Poland is the world’s third biggest fur producer after China and Denmark, according to activists, and a major exporter of kosher meat to Israel and Jewish communities in Europe.
The legislation would ban the breeding of animals for fur — a major industry in Poland — and stop exports of halal and kosher meat.
“Poland’s standards regarding animals should be no worse, or even better, than those in western countries,” Jaroslaw Kaczynski, leader of the governing Law and Justice (PiS) party, said when the legislation was first tabled last week.

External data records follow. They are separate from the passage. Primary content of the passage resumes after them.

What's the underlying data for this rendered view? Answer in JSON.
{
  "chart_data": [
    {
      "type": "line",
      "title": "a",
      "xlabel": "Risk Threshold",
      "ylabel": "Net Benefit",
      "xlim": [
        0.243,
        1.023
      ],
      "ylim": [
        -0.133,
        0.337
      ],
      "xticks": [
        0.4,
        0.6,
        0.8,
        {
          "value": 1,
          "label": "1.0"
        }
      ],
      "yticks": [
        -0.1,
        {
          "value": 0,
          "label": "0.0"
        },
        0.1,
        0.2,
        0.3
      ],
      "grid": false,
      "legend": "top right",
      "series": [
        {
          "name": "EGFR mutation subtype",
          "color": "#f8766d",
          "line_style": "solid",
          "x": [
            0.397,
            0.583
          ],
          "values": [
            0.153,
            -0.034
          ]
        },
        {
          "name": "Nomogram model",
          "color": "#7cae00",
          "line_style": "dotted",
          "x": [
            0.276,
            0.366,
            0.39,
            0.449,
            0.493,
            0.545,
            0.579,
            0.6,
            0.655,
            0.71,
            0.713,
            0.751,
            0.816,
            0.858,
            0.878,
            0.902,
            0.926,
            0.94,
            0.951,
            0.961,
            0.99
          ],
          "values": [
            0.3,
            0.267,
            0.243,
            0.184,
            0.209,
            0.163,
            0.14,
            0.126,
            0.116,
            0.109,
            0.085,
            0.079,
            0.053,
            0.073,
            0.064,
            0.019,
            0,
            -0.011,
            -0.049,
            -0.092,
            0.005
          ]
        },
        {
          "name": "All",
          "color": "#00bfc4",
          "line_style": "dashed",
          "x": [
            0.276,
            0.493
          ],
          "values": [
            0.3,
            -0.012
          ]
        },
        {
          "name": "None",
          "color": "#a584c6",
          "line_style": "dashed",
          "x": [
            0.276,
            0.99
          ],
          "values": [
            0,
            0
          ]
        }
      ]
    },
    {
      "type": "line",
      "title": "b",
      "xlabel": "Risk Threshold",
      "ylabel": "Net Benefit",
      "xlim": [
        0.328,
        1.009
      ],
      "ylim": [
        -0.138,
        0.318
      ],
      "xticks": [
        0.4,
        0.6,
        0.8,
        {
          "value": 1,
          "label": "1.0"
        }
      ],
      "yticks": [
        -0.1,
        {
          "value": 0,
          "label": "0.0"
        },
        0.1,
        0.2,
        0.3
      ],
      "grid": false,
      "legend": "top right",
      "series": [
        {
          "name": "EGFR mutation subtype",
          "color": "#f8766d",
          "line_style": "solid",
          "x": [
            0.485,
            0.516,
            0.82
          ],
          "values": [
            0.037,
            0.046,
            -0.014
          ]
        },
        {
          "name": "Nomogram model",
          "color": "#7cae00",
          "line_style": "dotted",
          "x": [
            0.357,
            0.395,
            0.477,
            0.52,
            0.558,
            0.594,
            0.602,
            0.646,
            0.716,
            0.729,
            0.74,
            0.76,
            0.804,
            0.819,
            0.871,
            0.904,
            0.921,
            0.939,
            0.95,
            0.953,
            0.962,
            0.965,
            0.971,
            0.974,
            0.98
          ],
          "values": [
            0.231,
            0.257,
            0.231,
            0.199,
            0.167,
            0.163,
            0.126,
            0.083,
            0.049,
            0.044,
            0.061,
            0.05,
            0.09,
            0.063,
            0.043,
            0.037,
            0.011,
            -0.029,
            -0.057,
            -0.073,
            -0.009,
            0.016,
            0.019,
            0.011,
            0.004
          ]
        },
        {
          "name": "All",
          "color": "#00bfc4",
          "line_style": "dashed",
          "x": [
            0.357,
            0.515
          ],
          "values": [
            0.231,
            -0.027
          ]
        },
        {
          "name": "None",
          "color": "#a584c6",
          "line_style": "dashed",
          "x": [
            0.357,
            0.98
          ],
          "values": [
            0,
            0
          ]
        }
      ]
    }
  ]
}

Kaczynski, who is known for his love of cats, over the weekend launched the online #stopfurchallenge for people on social media to express their support for the draft amendment.
“In the 21st century, it’s possible to look really good without putting on a fur garment,” Prime Minister Mateusz Morawiecki said ahead of a parliamentary vote on Wednesday.
Lawmakers later voted down a proposal to scrap the bill and sent it to a parliamentary committee for further consideration.
“In the 21st century, it’s possible to look really good without putting on a fur garment,” Prime Minister Mateusz Morawiecki said on Twitter ahead of the vote.
Polish Nobel literature laureate Olga Tokarczuk has also appealed for the law to be passed, along with US animal rights campaigners PETA.
Otwarte Klatki (Open Cages), an animal rights group, said there were around 550 fur farms in Poland breeding some 5.2 million animals.
But the proposals have drawn criticism in the countryside — a key electoral base for the PiS — and experts quoted by Gazeta Wyborcza said the economic impact would be around 1.6 billion euros ($1.9 billion).
The protesting farmers on Wednesday walked to the PiS headquarters chanting: “Kaczynski, traitor of the countryside!”
Speaking at the rally, Szczepan Wojcik, a prominent fur farmer, said: “You betrayed us, rural Poland — your voters!”
The Polish Meat Association on Monday said the proposed restrictions on ritual slaughter would have dire consequences for the industry.
“The draft amendment is economically harmful and undermines the social security of many thousands of workers in the meat-processing sector, rural residents and farmers,” it said.